Sebbene alcune di queste materie trovino collocazione tra le «finalità » espresse dal
legislatore al primo comma dell'art. 8 (come già evidenziato), questo non toglie che, ai
fini del giudizio di costituzionalità relativo all'art. 117, 3° comma, Cost., si debba tener
conto esclusivamente delle materie indicate dal secondo comma della disposizione
impugnata, qualificata dalla Corte costituzionale come «norma avente carattere chiaramente
eccezionale» che «non si applica oltre i casi e i tempi in essa considerati (art.
14, disposizioni sulla legge in generale)».

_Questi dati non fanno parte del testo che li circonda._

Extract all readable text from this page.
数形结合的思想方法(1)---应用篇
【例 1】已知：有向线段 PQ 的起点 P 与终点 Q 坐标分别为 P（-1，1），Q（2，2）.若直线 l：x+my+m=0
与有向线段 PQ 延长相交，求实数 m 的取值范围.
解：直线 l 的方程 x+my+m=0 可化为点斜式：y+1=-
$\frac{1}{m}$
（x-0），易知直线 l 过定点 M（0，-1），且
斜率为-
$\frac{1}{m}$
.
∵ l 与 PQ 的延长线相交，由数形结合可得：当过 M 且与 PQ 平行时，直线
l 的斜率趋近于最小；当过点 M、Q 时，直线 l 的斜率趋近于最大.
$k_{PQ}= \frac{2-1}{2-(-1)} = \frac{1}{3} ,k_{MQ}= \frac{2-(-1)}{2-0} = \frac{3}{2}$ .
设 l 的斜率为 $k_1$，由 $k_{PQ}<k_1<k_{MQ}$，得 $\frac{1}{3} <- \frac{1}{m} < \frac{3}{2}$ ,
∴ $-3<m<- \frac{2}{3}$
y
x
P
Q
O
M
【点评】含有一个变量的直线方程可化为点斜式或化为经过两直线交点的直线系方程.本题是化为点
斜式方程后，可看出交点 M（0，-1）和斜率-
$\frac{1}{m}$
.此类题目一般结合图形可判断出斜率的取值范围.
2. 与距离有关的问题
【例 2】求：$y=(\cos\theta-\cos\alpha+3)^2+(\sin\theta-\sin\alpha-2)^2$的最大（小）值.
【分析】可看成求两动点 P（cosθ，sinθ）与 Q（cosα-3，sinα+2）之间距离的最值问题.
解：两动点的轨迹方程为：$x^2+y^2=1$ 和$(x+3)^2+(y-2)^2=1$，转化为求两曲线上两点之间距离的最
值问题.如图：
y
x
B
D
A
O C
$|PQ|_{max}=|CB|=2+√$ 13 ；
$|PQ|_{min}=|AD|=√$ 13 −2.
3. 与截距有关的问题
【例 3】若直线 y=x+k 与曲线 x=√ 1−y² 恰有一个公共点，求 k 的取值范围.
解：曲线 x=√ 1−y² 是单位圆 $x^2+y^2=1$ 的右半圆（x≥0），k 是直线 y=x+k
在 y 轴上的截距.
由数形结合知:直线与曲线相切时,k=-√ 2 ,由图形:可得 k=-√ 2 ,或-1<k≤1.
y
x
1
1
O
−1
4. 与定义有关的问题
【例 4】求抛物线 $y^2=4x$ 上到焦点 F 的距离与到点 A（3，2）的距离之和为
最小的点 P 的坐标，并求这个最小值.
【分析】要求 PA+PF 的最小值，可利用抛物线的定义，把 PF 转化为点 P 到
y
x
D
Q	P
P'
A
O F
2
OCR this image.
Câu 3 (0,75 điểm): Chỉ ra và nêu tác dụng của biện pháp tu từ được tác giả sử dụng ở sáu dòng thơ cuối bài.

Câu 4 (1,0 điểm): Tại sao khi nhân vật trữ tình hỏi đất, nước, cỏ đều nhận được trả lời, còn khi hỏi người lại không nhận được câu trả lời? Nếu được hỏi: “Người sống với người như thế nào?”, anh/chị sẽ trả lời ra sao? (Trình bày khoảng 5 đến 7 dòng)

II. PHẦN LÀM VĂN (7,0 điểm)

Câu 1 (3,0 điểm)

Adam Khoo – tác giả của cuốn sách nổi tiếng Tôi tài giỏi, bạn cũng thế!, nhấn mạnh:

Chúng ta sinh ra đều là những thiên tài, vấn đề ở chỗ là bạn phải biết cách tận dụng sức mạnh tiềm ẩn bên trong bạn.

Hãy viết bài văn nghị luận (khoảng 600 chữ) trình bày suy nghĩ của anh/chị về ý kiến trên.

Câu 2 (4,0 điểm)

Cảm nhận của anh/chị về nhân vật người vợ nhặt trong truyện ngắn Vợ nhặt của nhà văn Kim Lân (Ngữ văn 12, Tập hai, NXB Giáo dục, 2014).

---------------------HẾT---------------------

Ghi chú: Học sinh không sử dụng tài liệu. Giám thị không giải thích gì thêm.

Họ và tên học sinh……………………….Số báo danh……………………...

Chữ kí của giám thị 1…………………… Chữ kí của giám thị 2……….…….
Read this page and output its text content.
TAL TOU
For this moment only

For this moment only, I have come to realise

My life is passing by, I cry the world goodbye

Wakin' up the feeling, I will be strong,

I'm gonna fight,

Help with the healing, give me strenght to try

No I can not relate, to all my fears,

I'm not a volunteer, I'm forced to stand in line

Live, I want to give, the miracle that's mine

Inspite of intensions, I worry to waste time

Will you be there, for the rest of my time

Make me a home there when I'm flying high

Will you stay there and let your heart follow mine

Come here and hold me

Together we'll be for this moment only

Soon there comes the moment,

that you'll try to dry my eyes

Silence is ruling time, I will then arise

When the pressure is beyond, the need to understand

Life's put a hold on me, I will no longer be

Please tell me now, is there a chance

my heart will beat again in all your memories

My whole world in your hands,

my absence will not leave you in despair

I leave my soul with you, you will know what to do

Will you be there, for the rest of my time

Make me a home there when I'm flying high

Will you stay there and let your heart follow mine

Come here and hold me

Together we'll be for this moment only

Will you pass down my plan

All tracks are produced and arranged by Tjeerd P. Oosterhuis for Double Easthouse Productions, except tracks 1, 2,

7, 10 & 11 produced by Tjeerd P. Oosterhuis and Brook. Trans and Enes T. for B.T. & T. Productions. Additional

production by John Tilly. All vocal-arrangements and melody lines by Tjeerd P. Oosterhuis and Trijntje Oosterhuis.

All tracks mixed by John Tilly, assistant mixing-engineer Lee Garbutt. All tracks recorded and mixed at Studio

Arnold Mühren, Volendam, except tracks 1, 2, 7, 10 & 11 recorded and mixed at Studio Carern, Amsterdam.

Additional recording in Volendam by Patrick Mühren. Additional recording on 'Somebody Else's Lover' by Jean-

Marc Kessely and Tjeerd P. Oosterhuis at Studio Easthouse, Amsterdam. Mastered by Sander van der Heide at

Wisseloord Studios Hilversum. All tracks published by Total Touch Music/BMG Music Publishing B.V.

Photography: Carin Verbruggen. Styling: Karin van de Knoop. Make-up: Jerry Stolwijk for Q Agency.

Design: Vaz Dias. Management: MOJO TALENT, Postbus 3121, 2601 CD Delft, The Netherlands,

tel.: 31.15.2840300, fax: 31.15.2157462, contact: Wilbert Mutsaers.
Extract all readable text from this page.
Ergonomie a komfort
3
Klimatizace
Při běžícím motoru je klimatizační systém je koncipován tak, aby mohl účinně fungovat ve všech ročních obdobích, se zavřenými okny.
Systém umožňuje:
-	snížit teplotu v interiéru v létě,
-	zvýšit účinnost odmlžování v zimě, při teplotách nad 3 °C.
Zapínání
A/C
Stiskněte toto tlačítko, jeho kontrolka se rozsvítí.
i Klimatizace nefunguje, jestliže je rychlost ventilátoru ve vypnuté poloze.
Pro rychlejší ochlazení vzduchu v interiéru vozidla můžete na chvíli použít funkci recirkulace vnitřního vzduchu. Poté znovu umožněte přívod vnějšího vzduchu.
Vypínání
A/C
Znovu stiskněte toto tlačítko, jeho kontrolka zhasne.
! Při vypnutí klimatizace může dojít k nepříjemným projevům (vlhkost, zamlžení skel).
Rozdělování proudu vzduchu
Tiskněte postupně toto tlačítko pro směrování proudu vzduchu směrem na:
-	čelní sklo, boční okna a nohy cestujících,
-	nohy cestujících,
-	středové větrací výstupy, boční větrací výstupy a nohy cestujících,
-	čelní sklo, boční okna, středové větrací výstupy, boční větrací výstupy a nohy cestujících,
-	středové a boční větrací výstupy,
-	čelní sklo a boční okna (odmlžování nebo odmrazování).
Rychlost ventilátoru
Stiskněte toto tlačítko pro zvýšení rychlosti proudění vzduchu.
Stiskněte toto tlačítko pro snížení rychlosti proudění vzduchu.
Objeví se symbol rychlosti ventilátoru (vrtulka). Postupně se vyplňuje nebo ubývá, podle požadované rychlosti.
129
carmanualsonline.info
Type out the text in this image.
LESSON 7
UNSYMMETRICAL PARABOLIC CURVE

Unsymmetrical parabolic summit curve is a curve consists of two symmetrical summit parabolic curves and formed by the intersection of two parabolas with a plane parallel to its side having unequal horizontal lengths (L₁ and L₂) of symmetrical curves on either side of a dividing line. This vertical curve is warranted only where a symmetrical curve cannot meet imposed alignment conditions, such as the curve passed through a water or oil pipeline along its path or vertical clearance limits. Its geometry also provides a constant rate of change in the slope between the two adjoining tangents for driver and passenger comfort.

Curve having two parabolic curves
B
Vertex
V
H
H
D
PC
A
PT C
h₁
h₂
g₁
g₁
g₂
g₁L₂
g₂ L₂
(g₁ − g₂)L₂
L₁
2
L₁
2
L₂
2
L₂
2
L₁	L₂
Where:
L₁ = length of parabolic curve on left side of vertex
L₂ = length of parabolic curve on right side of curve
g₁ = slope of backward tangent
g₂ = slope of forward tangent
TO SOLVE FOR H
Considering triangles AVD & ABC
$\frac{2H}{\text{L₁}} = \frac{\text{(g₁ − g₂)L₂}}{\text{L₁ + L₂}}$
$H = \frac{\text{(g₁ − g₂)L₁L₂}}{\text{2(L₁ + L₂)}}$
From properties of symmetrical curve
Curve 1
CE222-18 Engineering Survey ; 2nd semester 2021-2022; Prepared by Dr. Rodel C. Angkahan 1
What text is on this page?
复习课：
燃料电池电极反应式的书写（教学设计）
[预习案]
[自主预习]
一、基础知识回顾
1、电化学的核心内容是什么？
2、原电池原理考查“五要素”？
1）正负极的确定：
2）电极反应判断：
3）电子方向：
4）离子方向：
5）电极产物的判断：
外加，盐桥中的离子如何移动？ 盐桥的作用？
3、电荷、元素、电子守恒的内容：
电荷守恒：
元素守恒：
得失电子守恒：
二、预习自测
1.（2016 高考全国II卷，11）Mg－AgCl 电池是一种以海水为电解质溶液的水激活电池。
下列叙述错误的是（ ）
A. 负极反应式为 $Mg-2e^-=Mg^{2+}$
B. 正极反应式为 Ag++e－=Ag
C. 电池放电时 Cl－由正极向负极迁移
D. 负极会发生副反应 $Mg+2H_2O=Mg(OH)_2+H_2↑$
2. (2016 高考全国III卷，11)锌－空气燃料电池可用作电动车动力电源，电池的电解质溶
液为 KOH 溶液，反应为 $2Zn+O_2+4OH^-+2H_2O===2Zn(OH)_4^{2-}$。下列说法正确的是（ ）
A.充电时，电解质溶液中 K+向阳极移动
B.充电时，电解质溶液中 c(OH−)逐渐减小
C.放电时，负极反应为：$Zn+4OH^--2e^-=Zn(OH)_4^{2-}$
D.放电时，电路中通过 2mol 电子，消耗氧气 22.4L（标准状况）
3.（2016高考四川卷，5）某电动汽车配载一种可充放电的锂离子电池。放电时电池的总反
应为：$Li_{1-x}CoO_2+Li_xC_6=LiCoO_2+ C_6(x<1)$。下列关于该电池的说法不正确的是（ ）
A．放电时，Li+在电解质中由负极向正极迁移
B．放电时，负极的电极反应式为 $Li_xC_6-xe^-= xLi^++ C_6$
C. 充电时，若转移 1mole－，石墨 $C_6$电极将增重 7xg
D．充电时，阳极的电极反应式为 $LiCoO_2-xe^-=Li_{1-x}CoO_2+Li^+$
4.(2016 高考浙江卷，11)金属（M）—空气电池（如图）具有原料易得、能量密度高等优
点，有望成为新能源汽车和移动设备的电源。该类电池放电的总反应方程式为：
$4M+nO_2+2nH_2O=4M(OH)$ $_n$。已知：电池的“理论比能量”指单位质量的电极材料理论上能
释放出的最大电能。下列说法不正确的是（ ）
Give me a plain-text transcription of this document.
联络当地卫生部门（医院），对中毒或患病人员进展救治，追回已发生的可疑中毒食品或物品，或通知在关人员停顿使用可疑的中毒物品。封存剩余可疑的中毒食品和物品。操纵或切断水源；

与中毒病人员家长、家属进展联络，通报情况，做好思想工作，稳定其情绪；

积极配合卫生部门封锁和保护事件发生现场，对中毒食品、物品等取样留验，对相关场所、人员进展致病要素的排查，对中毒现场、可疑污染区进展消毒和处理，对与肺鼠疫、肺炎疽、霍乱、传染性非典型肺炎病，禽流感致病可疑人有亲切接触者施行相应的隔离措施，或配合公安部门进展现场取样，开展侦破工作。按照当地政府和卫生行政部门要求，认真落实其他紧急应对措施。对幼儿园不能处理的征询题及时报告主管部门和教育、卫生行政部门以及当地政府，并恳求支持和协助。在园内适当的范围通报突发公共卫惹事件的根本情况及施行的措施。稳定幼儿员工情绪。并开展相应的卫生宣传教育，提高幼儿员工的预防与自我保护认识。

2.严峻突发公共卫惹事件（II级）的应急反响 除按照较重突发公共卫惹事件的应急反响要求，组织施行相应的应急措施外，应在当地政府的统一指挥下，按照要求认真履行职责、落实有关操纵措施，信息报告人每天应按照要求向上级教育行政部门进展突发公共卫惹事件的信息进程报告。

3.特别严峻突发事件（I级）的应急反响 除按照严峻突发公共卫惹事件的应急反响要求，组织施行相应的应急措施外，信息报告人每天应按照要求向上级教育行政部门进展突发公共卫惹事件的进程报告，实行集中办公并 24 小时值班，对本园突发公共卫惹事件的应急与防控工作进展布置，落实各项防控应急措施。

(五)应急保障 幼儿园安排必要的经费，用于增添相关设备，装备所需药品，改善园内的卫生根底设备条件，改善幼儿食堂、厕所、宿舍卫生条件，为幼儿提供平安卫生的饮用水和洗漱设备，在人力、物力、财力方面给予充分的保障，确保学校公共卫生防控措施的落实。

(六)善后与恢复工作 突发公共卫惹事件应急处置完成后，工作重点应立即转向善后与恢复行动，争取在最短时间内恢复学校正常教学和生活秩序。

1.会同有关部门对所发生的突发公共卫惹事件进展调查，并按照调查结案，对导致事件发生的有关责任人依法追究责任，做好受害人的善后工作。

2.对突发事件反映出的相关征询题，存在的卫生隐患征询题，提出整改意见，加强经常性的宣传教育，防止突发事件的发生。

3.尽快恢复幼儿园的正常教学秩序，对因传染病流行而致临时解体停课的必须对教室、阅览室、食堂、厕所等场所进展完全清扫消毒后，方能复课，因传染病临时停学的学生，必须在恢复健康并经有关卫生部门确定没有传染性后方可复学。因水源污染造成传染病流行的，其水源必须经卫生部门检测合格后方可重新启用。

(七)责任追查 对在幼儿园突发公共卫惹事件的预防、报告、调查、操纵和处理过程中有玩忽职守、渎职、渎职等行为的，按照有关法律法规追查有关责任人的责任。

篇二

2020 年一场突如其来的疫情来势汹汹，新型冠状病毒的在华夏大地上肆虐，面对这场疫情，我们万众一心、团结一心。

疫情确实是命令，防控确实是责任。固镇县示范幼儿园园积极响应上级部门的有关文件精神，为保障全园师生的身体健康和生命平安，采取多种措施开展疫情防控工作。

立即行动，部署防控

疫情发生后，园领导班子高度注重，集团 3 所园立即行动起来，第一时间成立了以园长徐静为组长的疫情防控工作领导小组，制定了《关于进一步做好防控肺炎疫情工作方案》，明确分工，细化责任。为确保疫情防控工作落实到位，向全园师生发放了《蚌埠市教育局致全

In conclusione, la sentenza n. 221/2012, al di là di quei pochi aspetti sui quali, peraltro,
non sembravano esserci particolari dubbi interpretativi, ci consegna ancora una
volta una Corte costituzionale assai cauta nell'offrire spunti che non vadano oltre la
semplice ed asettica esegesi del dato normativo, senza alcuna intenzione di intervenire
nell'acceso dibattito su quella che rimane (almeno fino ad un auspicabile radicale
intervento abrogativo o ad una eventuale pronuncia di incostituzionalità ) una vera e
propria «mina vagante» nel nostro ordinamento giuslavoristico.